If you die before taking your deferred benefits the amount of death grant depends on when you left the scheme:
Left the scheme with deferred benefits before 1 April 2008
A death grant of three times your deferred annual pension is paid.
Left the scheme with deferred benefits after 31 March 2008
A death grant of five times your deferred annual pension is paid.
The death grant that is payable may be affected if you have active membership elsewhere in the Local Government Pension Scheme.
You can let us know who you want to receive the death grant. If you have not already made your wishes known or you wish to update your nomination, please either login to My Pension Online or can complete a Death Grant Nomination Form and send it to the Pensions Section.
Survivor’s pension
A pension is payable to your husband, wife or civil partner and if you left the scheme on or after 1 April 2008 and are eligible, a pension for your cohabiting partner.
The survivor’s pension is payable immediately after your death for the rest of their life and will be adjusted every year in line with the cost of living.
Eligible cohabiting partner
An eligible cohabiting partner is a partner you are living with who, at the date of your death, has met all of these conditions for a continuous period of at least two years:
- you and your cohabiting partner are, and have been, free to marry each other or enter into a civil partnership with each other, and
- you and your cohabiting partner have been living together as if you were a married couple or civil partners, and
- neither you nor your cohabiting partner has been living with someone else as if you / they were a married couple or civil partners, and
- either your cohabiting partner is and has been dependent on you, or you are and have been financially interdependent on each other.
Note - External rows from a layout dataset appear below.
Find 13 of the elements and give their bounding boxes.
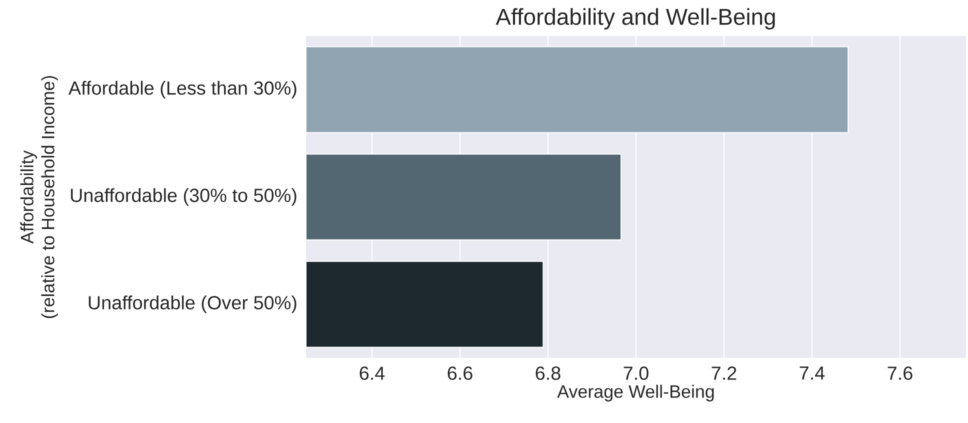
x-tick-label: 7.4: [800, 366, 825, 380]
x-axis-title: Average Well-Being: [557, 384, 714, 402]
x-tick-label: 6.6: [448, 366, 472, 380]
y-tick-label: Unaffordable (30% to 50%): [70, 188, 296, 206]
x-tick-label: 6.4: [360, 366, 385, 380]
y-axis-title: Affordability (relative to Household Income): [20, 76, 58, 318]
x-tick-label: 7.6: [888, 366, 912, 380]
y-tick-label: Affordable (Less than 30%): [68, 80, 296, 98]
y-tick-label: Unaffordable (Over 50%): [88, 296, 296, 314]
x-tick-label: 7.0: [624, 366, 648, 380]
x-tick-label: 6.8: [536, 366, 560, 380]
chart-title: Affordability and Well-Being: [496, 8, 775, 30]
x-tick-label: 7.2: [712, 366, 736, 380]
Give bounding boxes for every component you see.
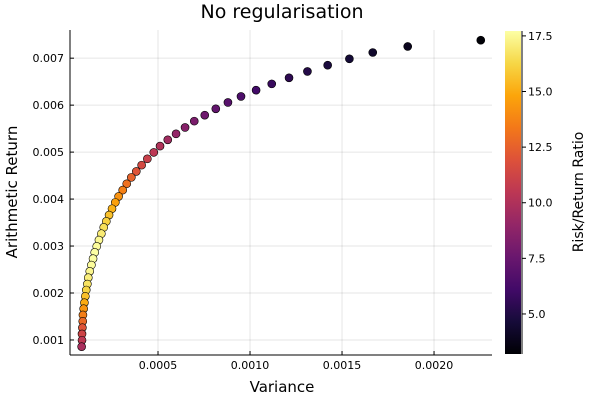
data-point [323, 60, 332, 70]
data-point [122, 179, 132, 189]
colorbar-label: Risk/Return Ratio [571, 132, 587, 253]
data-point [267, 79, 277, 89]
data-point [137, 160, 146, 170]
data-point [77, 342, 86, 351]
data-point [284, 73, 294, 83]
x-tick-label: 0.0015 [323, 359, 362, 372]
y-tick-label: 0.003 [33, 240, 65, 253]
data-point [251, 85, 261, 95]
data-point [118, 185, 127, 195]
data-point [403, 42, 413, 51]
data-point [236, 92, 246, 101]
data-point [345, 54, 354, 64]
data-point [171, 129, 181, 139]
y-tick-label: 0.004 [33, 193, 65, 206]
chart-title: No regularisation [200, 1, 363, 23]
y-tick-label: 0.001 [33, 334, 65, 347]
y-tick-label: 0.006 [33, 99, 65, 112]
data-point [211, 104, 221, 114]
colorbar [505, 31, 521, 354]
colorbar-ticks: 5.0 7.5 10.0 12.5 15.0 17.5 [522, 30, 553, 321]
y-tick-label: 0.002 [33, 287, 65, 300]
data-point [476, 35, 486, 45]
colorbar-tick-label: 5.0 [528, 308, 546, 321]
data-point [155, 141, 165, 151]
data-point [180, 123, 190, 132]
x-tick-label: 0.0020 [415, 359, 454, 372]
data-point [143, 154, 152, 164]
y-axis-label: Arithmetic Return [3, 126, 21, 259]
data-point [303, 67, 312, 76]
data-point [132, 167, 141, 176]
colorbar-tick-label: 17.5 [528, 30, 553, 43]
y-tick-label: 0.005 [33, 146, 65, 159]
data-point [189, 116, 199, 126]
y-tick-label: 0.007 [33, 52, 65, 65]
x-ticks: 0.0005 0.0010 0.0015 0.0020 [139, 351, 454, 372]
colorbar-tick-label: 7.5 [528, 252, 546, 265]
colorbar-tick-label: 15.0 [528, 86, 553, 99]
data-point [149, 148, 159, 157]
data-point [200, 110, 210, 120]
data-point [223, 98, 233, 107]
x-tick-label: 0.0010 [231, 359, 270, 372]
x-tick-label: 0.0005 [139, 359, 178, 372]
points [77, 35, 486, 351]
data-point [163, 135, 173, 145]
data-point [368, 48, 378, 57]
colorbar-tick-label: 10.0 [528, 197, 553, 210]
x-axis-label: Variance [250, 378, 315, 396]
y-ticks: 0.001 0.002 0.003 0.004 0.005 0.006 0.007 [33, 52, 74, 347]
grid [70, 30, 492, 355]
colorbar-tick-label: 12.5 [528, 141, 553, 154]
data-point [127, 173, 136, 182]
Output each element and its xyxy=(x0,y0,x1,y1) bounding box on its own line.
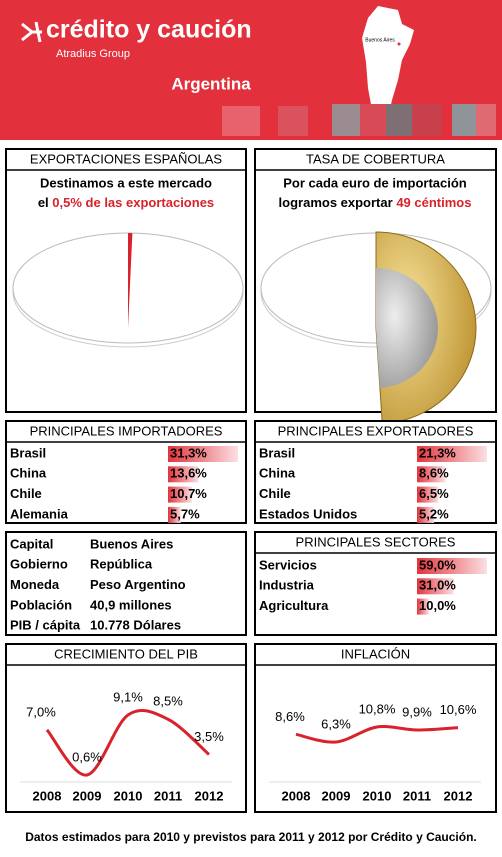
year-label: 2012 xyxy=(444,788,473,803)
line2: el 0,5% de las exportaciones xyxy=(38,195,214,210)
row-name: Agricultura xyxy=(259,598,329,613)
info-value: Peso Argentino xyxy=(90,577,186,592)
bar xyxy=(168,446,238,462)
value-label: 7,0% xyxy=(26,704,56,719)
panel xyxy=(5,643,247,813)
row-name: Alemania xyxy=(10,506,69,521)
map xyxy=(362,6,414,134)
panel xyxy=(5,531,247,636)
header-squares xyxy=(222,104,496,136)
pie-slice xyxy=(128,233,133,328)
row-name: China xyxy=(10,466,47,481)
value-label: 10,6% xyxy=(440,702,477,717)
row-name: Brasil xyxy=(259,445,295,460)
info-key: PIB / cápita xyxy=(10,618,81,633)
panel-title: PRINCIPALES IMPORTADORES xyxy=(30,423,223,438)
info-key: Población xyxy=(10,597,72,612)
info-value: 10.778 Dólares xyxy=(90,618,181,633)
row-value: 5,7% xyxy=(170,506,200,521)
group: Atradius Group xyxy=(56,48,130,60)
panel xyxy=(254,420,497,524)
value-label: 10,8% xyxy=(359,701,396,716)
year-label: 2009 xyxy=(322,788,351,803)
footer: Datos estimados para 2010 y previstos pa… xyxy=(25,830,477,844)
info-key: Moneda xyxy=(10,577,60,592)
value-label: 9,9% xyxy=(402,704,432,719)
line1: Destinamos a este mercado xyxy=(40,175,212,190)
brand: crédito y caución xyxy=(46,16,252,44)
panel xyxy=(254,531,497,636)
info-value: Buenos Aires xyxy=(90,536,173,551)
bar xyxy=(417,446,487,462)
value-label: 6,3% xyxy=(321,716,351,731)
info-key: Gobierno xyxy=(10,557,68,572)
panel-title: PRINCIPALES EXPORTADORES xyxy=(278,423,474,438)
year-label: 2010 xyxy=(114,788,143,803)
panel xyxy=(5,420,247,524)
year-label: 2011 xyxy=(154,788,182,803)
value-label: 9,1% xyxy=(113,689,143,704)
year-label: 2011 xyxy=(403,788,431,803)
info-value: 40,9 millones xyxy=(90,597,172,612)
bar xyxy=(417,466,446,483)
bar xyxy=(417,598,429,615)
row-value: 59,0% xyxy=(419,557,456,572)
map-dot xyxy=(397,42,401,46)
map-label: Buenos Aires xyxy=(365,37,395,43)
bar xyxy=(417,506,435,523)
row-value: 8,6% xyxy=(419,466,449,481)
line2: logramos exportar 49 céntimos xyxy=(279,195,472,210)
row-name: Servicios xyxy=(259,557,317,572)
row-name: Estados Unidos xyxy=(259,506,357,521)
line xyxy=(45,709,210,777)
row-name: Industria xyxy=(259,578,315,593)
info-key: Capital xyxy=(10,536,53,551)
row-value: 31,0% xyxy=(419,578,456,593)
value-label: 3,5% xyxy=(194,729,224,744)
bar xyxy=(417,558,487,574)
row-name: Chile xyxy=(10,486,42,501)
country: Argentina xyxy=(171,74,251,93)
row-value: 21,3% xyxy=(419,445,456,460)
value-label: 8,6% xyxy=(275,709,305,724)
row-value: 6,5% xyxy=(419,486,449,501)
row-value: 13,6% xyxy=(170,466,207,481)
panel-title: INFLACIÓN xyxy=(341,646,410,661)
line1: Por cada euro de importación xyxy=(283,175,467,190)
year-label: 2010 xyxy=(363,788,392,803)
row-value: 10,7% xyxy=(170,486,207,501)
panel-title: PRINCIPALES SECTORES xyxy=(296,534,456,549)
value-label: 8,5% xyxy=(153,694,183,709)
row-value: 31,3% xyxy=(170,445,207,460)
logo-icon xyxy=(21,21,42,43)
line2-text: el xyxy=(38,195,49,210)
year-label: 2008 xyxy=(33,788,62,803)
row-name: China xyxy=(259,466,296,481)
line2-text: logramos exportar xyxy=(279,195,393,210)
bar xyxy=(417,486,439,503)
value-label: 0,6% xyxy=(72,749,102,764)
year-label: 2012 xyxy=(195,788,224,803)
panel-title: TASA DE COBERTURA xyxy=(306,151,445,166)
year-label: 2008 xyxy=(282,788,311,803)
coin-center xyxy=(376,268,439,388)
highlight: 0,5% de las exportaciones xyxy=(52,195,214,210)
panel-title: EXPORTACIONES ESPAÑOLAS xyxy=(30,151,222,166)
highlight: 49 céntimos xyxy=(396,195,471,210)
bar xyxy=(168,506,181,523)
year-label: 2009 xyxy=(73,788,102,803)
bar xyxy=(168,466,199,483)
row-value: 5,2% xyxy=(419,506,449,521)
row-name: Brasil xyxy=(10,445,46,460)
row-value: 10,0% xyxy=(419,598,456,613)
bar xyxy=(417,578,454,595)
bar xyxy=(168,486,192,503)
info-value: República xyxy=(90,557,153,572)
line xyxy=(295,725,459,744)
panel-title: CRECIMIENTO DEL PIB xyxy=(54,646,198,661)
row-name: Chile xyxy=(259,486,291,501)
Your partner is financially dependent on you if you have the highest income. Financially interdependent means that you rely on your joint finances to support your standard of living. It doesn’t mean that you need to be contributing equally. For example, if your partner’s income is more than yours, he or she may pay the mortgage and most of the bills and you may pay for the weekly shopping. We will ask for evidence of joint finances for the two years prior to the date of death such as:
- Joint mortgage statements
- Joint bank statements
- Joint Council Tax statements
- Joint utility bills
- Joint house insurance policies
When you die, a survivor’s pension would be paid to your cohabiting partner if:
- all of the above conditions were met on your date of death, and
- your cohabiting partner satisfies the Fund that these conditions had been met for a continuous period of two years immediately before your death.
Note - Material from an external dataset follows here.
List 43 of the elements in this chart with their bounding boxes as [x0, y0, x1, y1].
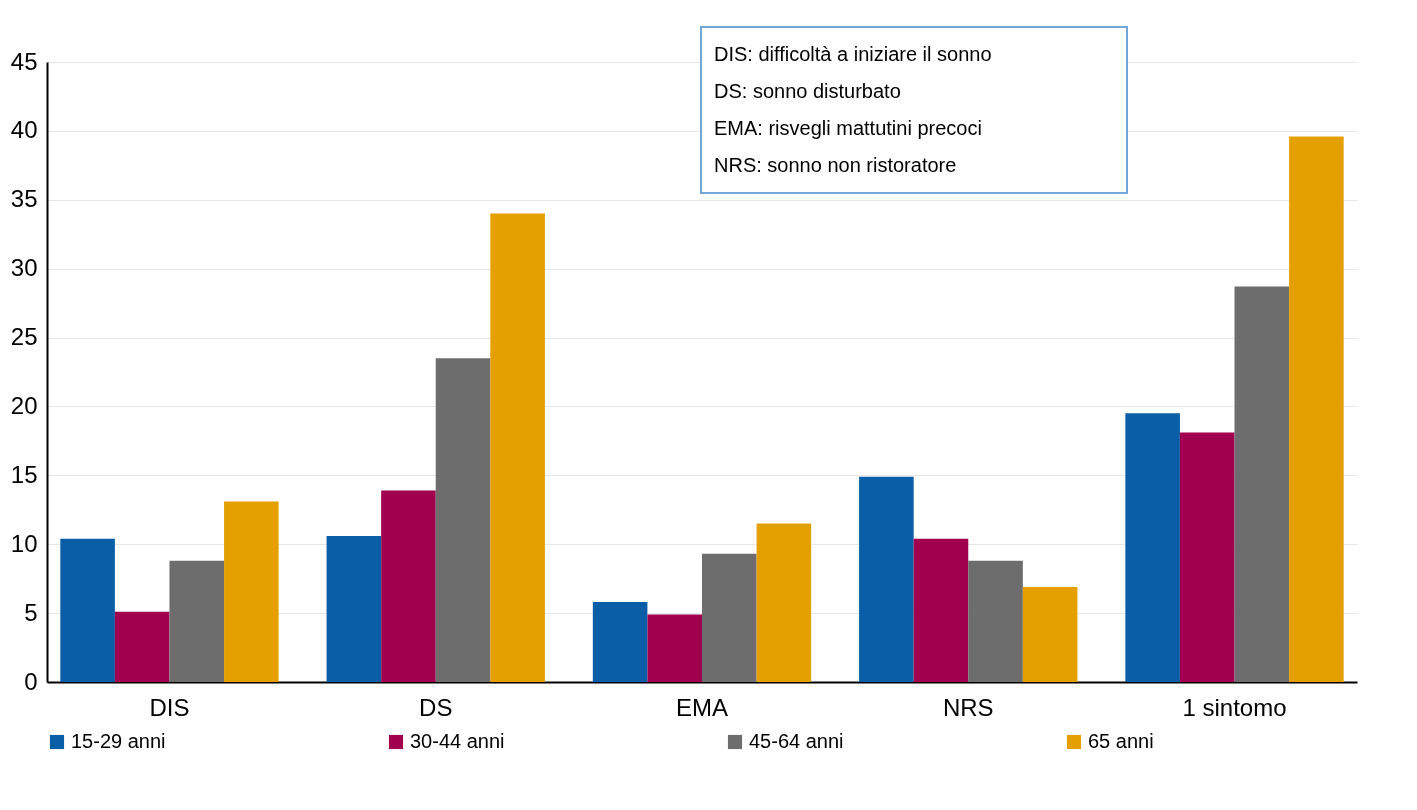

You don’t have to provide us with details of your cohabiting partner but we recommend that you do using the Nomination of Co-habiting Partner for Survivors Pension form.
Please see LGPS Member website for further information.
Child’s pension
A child’s pension is also due to any eligible child/children. The amount of pension depends on the number of children and whether a survivor’s pension will be paid. Where a pension is payable to two or more children the pension will be shared equally.